Getting students outside the box
Lach’s innovation is a reflection of his teaching philosophy, which centers on inspiring students to want to learn about finance by connecting theory and practice, and providing tools they need to apply this desire to the work.
One of those tools is video tutorials. Lach had noticed that students often told him that they had trouble applying in their homework what had seemed so clear to them in class. Lach’s solution was to create step-by-step videos tutorials to help students review the steps necessary to solve the problems at home.
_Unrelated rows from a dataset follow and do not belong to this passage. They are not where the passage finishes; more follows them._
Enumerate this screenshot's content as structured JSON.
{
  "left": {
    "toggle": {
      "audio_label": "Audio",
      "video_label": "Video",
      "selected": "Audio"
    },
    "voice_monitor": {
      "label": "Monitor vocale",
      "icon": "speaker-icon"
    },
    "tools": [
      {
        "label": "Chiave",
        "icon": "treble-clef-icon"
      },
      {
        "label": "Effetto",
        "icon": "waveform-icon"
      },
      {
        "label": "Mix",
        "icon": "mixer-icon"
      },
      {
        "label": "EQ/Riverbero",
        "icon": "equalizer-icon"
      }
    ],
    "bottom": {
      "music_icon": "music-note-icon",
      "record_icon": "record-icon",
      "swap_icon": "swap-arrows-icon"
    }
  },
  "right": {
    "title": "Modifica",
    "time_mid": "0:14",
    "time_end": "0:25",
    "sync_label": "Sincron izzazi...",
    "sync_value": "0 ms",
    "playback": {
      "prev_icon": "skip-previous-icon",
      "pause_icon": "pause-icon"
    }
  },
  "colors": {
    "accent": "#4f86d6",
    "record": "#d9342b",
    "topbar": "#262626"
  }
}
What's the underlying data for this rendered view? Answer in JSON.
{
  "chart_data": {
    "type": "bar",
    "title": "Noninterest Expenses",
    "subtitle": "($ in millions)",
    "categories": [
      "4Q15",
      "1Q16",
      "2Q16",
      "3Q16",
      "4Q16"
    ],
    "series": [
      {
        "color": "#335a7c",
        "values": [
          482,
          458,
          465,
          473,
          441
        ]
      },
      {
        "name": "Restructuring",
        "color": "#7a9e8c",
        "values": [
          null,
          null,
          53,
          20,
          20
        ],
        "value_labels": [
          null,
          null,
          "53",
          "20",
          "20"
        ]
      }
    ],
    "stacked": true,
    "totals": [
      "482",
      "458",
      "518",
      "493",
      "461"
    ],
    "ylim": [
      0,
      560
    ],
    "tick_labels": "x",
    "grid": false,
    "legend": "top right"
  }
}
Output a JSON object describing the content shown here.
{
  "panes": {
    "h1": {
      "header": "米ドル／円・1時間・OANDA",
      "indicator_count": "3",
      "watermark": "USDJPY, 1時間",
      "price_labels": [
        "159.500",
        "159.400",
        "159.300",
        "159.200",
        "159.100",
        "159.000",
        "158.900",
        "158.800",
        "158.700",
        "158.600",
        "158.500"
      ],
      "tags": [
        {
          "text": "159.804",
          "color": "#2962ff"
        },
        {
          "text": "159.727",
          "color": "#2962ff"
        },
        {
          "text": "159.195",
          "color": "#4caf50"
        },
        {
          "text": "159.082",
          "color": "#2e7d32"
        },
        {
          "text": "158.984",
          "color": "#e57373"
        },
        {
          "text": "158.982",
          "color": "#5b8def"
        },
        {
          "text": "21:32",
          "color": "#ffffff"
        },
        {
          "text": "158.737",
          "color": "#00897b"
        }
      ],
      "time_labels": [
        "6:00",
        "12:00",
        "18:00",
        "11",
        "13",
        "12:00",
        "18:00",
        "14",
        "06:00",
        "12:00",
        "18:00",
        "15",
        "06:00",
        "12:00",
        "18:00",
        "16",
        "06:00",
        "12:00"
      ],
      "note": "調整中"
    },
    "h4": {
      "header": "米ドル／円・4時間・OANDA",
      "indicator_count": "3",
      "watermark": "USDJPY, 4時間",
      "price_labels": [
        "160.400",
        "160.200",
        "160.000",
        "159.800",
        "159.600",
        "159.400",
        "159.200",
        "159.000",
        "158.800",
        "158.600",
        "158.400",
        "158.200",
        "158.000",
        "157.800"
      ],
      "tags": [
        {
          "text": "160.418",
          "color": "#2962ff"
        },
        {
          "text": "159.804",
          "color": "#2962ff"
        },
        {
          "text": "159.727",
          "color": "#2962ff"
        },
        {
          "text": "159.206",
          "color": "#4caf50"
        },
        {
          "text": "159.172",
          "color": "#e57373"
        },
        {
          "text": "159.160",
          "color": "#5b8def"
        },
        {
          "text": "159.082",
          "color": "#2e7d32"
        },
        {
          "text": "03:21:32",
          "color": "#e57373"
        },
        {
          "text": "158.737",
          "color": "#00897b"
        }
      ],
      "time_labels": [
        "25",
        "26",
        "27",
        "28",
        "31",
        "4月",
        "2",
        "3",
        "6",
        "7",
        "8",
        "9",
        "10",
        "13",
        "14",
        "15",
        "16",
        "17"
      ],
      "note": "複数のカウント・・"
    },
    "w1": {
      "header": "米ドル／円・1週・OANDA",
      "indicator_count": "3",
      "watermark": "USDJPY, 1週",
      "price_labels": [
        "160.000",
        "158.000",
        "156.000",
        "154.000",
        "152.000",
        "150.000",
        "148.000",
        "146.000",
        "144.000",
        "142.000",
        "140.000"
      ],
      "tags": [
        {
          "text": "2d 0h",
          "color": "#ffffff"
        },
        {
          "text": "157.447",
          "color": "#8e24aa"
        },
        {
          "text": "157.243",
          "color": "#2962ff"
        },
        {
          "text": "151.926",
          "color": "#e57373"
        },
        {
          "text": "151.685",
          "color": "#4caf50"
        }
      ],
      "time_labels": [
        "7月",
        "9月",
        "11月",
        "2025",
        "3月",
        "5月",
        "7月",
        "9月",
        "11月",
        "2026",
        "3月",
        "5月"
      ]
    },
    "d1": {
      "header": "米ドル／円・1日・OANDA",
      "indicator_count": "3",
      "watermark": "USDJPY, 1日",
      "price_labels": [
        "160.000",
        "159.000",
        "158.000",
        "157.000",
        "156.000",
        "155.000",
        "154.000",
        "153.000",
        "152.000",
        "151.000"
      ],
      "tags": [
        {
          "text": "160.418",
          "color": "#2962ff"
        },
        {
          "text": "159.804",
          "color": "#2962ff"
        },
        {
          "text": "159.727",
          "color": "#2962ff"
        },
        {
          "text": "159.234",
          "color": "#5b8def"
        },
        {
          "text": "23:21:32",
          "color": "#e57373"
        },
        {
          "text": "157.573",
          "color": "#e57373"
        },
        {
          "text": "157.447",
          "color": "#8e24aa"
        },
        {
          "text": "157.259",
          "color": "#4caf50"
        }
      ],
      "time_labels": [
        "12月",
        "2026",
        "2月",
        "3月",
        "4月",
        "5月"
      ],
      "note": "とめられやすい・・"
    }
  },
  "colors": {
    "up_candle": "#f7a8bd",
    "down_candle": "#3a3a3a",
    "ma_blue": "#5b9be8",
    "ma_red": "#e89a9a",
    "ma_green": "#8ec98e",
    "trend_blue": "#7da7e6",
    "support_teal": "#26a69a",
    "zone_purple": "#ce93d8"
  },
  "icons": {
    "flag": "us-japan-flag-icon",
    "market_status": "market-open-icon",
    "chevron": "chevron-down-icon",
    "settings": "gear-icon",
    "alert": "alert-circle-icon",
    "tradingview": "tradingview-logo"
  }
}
The key to this technological fix is somewhat old-fashioned.
“I always listen carefully to the way students talk through the questions they missed, so I can try and figure out where the student went wrong,” Lach said. “If I think many students are making the same mistake, I will try to come up with a way to correct the mistake by thinking outside the box.”
Lach’s willingness to step outside the box led him to start his own independent financial services firm in 2011. Much like the doctor in a monster movie who first tries his just-cooked-up antidote on himself to make sure it’s safe for others, Lach entered the financial services world to master every aspect of the business from the inside out, and most importantly, to understand the human consequences of financial decisions. As a result, his lectures are filled not merely with theory but with examples from his firm.
The use of algorithmic problem sets followed a familiar hands-on pattern of listening, comparing test and homework results, and designing an intervention to improve performance.
Growing student interest
Not coincidentally, Lach’s approach mirrors a growing reliance on algorithms and algorithmic thinking in the business world, as leaders begin to understand how these tools can make an entire enterprise more successful.
It’s about Big Data, which is the name given to the mountain of information captured from digital activity. Though impressive in its bulk, the data is useless unless one has a way to leverage it—or at least the most relevant part—to attain a company’s goals.
Algorithms can unleash that potential.
These mathematical formulae are the tools that, like overlays in a presentation, shape the raw data into usable information.
The more granular the information about a consumer, the more precisely a seller can tailor her product’s appeal, on the one hand taking the guesswork out of transactions, on another gathering information for further refinements of the product itself or the messaging used to sell it.
In his classroom, Lach brings this same mindset to students’ homework assignments, as a way to track their individual progress and to identify particular strengths and weaknesses.
In their improved performance, he sees his method validated, but more importantly, he sees the students’ interest grow.